Institut Pasteur, Université Paris Cité, CNRS UMR3569, Viruses and RNA Interference Unit, F-75015, Paris, France.
Institut Pasteur de Bangui, Medical Entomology Laboratory, Bangui, Central African Republic.
Elife. 2023 Jan 23;12:e82762. doi: 10.7554/eLife.82762.
Total RNA sequencing (RNA-seq) is an important tool in the study of mosquitoes and the RNA viruses they vector as it allows assessment of both host and viral RNA in specimens. However, there are two main constraints. First, as with many other species, abundant mosquito ribosomal RNA (rRNA) serves as the predominant template from which sequences are generated, meaning that the desired host and viral templates are sequenced far less. Second, mosquito specimens captured in the field must be correctly identified, in some cases to the sub-species level. Here, we generate mosquito rRNA datasets which will substantially mitigate both of these problems. We describe a strategy to assemble novel rRNA sequences from mosquito specimens and produce an unprecedented dataset of 234 full-length 28S and 18S rRNA sequences of 33 medically important species from countries with known histories of mosquito-borne virus circulation (Cambodia, the Central African Republic, Madagascar, and French Guiana). These sequences will allow both physical and computational removal of rRNA from specimens during RNA-seq protocols. We also assess the utility of rRNA sequences for molecular taxonomy and compare phylogenies constructed using rRNA sequences versus those created using the gold standard for molecular species identification of specimens-the mitochondrial c (COI) gene. We find that rRNA- and COI-derived phylogenetic trees are incongruent and that 28S and concatenated 28S+18S rRNA phylogenies reflect evolutionary relationships that are more aligned with contemporary mosquito systematics. This significant expansion to the current rRNA reference library for mosquitoes will improve mosquito RNA-seq metagenomics by permitting the optimization of species-specific rRNA depletion protocols for a broader range of species and streamlining species identification by rRNA sequence and phylogenetics.
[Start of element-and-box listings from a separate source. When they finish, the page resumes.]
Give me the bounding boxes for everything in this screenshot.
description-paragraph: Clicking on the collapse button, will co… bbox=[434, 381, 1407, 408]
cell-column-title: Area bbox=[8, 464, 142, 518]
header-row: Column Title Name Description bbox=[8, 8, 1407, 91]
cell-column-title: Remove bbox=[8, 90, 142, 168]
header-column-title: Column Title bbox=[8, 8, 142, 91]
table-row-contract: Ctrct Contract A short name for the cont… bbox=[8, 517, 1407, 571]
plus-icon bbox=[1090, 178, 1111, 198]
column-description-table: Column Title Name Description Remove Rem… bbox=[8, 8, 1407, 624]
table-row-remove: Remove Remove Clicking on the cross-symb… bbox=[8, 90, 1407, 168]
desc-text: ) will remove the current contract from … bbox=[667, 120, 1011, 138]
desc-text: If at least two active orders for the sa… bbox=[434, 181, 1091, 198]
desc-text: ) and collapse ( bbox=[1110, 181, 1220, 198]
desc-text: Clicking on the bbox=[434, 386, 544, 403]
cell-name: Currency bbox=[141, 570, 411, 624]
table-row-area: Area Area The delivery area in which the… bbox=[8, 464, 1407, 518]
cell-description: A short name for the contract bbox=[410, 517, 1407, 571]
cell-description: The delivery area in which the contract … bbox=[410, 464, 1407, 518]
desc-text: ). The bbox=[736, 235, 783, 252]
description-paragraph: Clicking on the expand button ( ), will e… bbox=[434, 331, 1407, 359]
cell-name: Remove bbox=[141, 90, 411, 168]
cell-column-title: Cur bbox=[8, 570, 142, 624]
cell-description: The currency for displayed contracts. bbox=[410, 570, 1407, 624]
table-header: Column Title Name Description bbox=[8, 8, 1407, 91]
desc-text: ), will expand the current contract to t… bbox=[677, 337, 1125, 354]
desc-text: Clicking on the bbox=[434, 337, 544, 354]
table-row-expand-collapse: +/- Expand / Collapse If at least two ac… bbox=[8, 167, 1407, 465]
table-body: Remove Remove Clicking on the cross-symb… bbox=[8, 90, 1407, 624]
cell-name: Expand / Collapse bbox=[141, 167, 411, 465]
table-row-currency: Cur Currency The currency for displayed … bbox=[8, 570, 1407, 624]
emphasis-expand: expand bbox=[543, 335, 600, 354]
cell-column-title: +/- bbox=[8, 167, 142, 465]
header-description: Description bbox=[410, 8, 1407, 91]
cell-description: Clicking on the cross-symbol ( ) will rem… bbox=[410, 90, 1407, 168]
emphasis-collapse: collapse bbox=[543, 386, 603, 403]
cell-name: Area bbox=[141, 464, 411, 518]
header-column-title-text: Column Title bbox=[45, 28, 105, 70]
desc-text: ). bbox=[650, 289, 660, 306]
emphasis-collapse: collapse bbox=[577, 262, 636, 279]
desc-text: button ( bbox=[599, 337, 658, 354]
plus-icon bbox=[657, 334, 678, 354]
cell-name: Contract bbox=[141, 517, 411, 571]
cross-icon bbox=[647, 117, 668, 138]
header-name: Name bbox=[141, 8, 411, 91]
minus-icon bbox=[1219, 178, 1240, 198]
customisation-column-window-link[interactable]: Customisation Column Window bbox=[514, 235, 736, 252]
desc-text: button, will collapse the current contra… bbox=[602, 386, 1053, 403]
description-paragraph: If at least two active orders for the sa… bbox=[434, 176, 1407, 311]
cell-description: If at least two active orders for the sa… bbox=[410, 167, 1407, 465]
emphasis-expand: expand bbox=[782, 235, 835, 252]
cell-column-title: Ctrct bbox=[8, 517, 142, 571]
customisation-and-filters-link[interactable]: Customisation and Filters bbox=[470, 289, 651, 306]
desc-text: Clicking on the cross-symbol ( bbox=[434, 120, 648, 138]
总 RNA 测序 (RNA-seq) 是研究蚊子及其携带的 RNA 病毒的重要工具,因为它可以评估标本中的宿主和病毒 RNA。然而,有两个主要的限制。首先,与许多其他物种一样,丰富的蚊子核糖体 RNA (rRNA) 是生成序列的主要模板,这意味着所需的宿主和病毒模板的测序要少得多。其次,必须正确识别野外捕获的蚊子标本,在某些情况下需要鉴定到亚种水平。在这里,我们生成了蚊子 rRNA 数据集,这将大大减轻这两个问题。我们描述了一种从蚊子标本中组装新 rRNA 序列的策略,并产生了一个前所未有的数据集,其中包括来自已知有蚊媒病毒传播史的国家(柬埔寨、中非共和国、马达加斯加和法属圭亚那)的 33 种医学上重要的物种的全长 28S 和 18S rRNA 序列 234 个。这些序列将允许在 RNA-seq 方案中从标本中物理和计算去除 rRNA。我们还评估了 rRNA 序列在分子分类学中的实用性,并比较了使用 rRNA 序列构建的系统发育树与用于鉴定标本分子物种的金标准——线粒体 c (COI)基因构建的系统发育树。我们发现 rRNA 和 COI 衍生的系统发育树不一致,28S 和串联 28S+18S rRNA 系统发育树反映了与当代蚊子系统发育更一致的进化关系。这对当前蚊子 rRNA 参考文库的重大扩展将通过允许针对更广泛的物种优化特定物种的 rRNA 耗竭方案,并通过 rRNA 序列和系统发育学简化物种鉴定,从而改善蚊子 RNA-seq 宏基因组学。